Ferrari inspira a Red Bull

El equipo de Vettel y Webber se plantea adoptar el modelo que diferencia entre primer y segundo piloto

Webber y Vettel ni se miraron en el podio del pasado Gran Premio de Malasia
Webber y Vettel ni se miraron en el podio del pasado Gran Premio de Malasia

Ferrari inventó las órdenes de equipo en la F-1 y por eso los responsables de la escudería italiana presumen de que nunca les sucedería un caso de indisciplina como el vivido por Red Bull en Sepang. Sebastian Vettel no sólo no acató las consignas de su jefe, sino que, además, engañó a sus superiores para dar caza a su rival y compañero mientras rodaba con el mapa de motor más conservador.

En el Gran Premio de Malasia, la estructura energética no supo gestionar la pugna entre ambos pilotos. Los problemas de ese tipo siempre empiezan mucho antes de que se evidencien en la pista. En Ferrari la condición de primer y segundo piloto está muy bien definida. ¿A nadie le extraña que Felipe Massa, el peor piloto de Ferrari en años, según confirman las estadísticas, renovase en 2012 por un año más? En Maranello tienen claro que la lucha entre dos pilotos del mismo equipo tiene muchas probabilidades de derivar en un conflicto irresoluble y por eso siempre plantean su estructura con un piloto estrella y otro que sea simplemente rápido y consistente. Este planteamiento, además, se refuerza a nivel contractual. Lo reconocía el propio Rubens Barrichello recientemente, cuando afirmaba que su contrato estaba supeditado a trabajar para Michael Schumacher, que logró cinco títulos con la escudería italiana. El acuerdo escrito era muy exigente y estaba muy bien remunerado. Incluso se rumoreaba en el «paddock» que existían penalizaciones por conductas como la protagonizada por Vettel.

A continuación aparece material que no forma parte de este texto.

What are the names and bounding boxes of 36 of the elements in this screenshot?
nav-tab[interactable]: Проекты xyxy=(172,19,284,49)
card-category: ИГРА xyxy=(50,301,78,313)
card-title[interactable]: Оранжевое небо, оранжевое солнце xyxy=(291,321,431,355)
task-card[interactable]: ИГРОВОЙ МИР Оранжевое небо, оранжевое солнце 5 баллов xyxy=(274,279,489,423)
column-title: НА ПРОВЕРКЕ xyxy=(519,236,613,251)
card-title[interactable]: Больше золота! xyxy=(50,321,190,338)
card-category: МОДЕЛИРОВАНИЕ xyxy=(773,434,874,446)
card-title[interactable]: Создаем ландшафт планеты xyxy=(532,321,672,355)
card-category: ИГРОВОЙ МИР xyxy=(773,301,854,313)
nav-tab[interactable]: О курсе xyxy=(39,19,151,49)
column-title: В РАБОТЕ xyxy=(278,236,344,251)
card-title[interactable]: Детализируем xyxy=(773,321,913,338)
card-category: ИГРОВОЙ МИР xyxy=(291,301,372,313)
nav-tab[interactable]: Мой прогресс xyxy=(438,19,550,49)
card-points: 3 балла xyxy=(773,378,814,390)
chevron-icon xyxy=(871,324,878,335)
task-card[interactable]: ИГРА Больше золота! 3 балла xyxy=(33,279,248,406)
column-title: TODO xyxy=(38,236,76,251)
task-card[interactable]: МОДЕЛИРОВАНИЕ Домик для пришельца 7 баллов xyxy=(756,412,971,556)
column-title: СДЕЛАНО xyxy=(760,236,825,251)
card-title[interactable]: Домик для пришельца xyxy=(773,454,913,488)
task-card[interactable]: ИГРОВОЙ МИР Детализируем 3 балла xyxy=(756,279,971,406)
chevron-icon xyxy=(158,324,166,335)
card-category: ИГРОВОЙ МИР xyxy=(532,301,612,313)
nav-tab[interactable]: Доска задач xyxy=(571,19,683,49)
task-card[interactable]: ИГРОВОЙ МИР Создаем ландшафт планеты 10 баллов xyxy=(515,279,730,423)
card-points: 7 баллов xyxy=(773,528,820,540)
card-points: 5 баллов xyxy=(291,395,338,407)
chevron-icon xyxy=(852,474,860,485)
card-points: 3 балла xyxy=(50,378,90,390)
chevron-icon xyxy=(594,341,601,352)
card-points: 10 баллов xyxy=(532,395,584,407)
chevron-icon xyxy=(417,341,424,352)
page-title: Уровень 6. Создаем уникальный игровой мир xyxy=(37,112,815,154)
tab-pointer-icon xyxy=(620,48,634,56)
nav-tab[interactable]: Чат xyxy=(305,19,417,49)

Por otra parte, los equipos siempre tienen el control de lo que sucede en carrera y cuando las cosas están claras existen muchas formas de frenar a un piloto para que deje paso a su compañero. Se puede apelar a las estrategias en boxes –tardando un segundo más en un cambio de neumáticos o llamando al piloto de turno en el peor momento de tráfico en pista–, a los comentarios por radio sobre el consumo de combustible o a pequeños fallos en la telemetría para que reduzca el ritmo.

En Red Bull navegan en un término medio. Si Ferrari es el equipo más estricto en este sentido, McLaren es todo lo contrario. Puede que sea una filosofía o una manera de ver las carreras, pero lo cierto es que hace años ya se vivieron peleas intensas entre compañeros. Prost protagonizó varias en dos épocas diferentes. Primero fue con Nikki Lauda, que ganó el campeonato por medio punto. Y después con Ayrton Senna. Las artimañas eran de todos los colores. Algo que también vivió Alonso en 2007 y que, gracias a este planteamiento tan «limpio» y tan deportivo de McLaren, el título acabó en manos de Kimi Raikkonen y Ferrari.

Sebastian Vettel pidió disculpas al propio Webber y a sus jefes el mismo domingo, pero ahora se ha buscado un enemigo en el piloto australiano, que hasta el momento se limitaba a acatar órdenes. El exceso de ambición puede costarle un disgusto al alemán en las próximas carreras. Al fin y al cabo, la ayuda de su compañero siempre es bienvenida.

Domenicalli exculpa a Alonso de lo sucedido en sepang

El jefe de equipo de Ferrari, Stefano Domenicalli, admitió ayer que la decisión de mantener a Alonso en pista después del choque sufrido con Vettel fue un riesgo innecesario. El italiano reconoció que discutieron de forma intensa si llamar a Alonso a boxes para sustituir la pieza, pero que finalmente se encomendaron a la fortaleza del ala delantera. Confiaron en que aguantaría unas vueltas más, ya que hasta llegar a la recta parecía sujeto por el único soporte que quedaba en buen estado. Llamarle hubiera supuesto caer a la última posición. Además, dos vueltas después tendría que haber vuelto a parar para cambiar los neumáticos.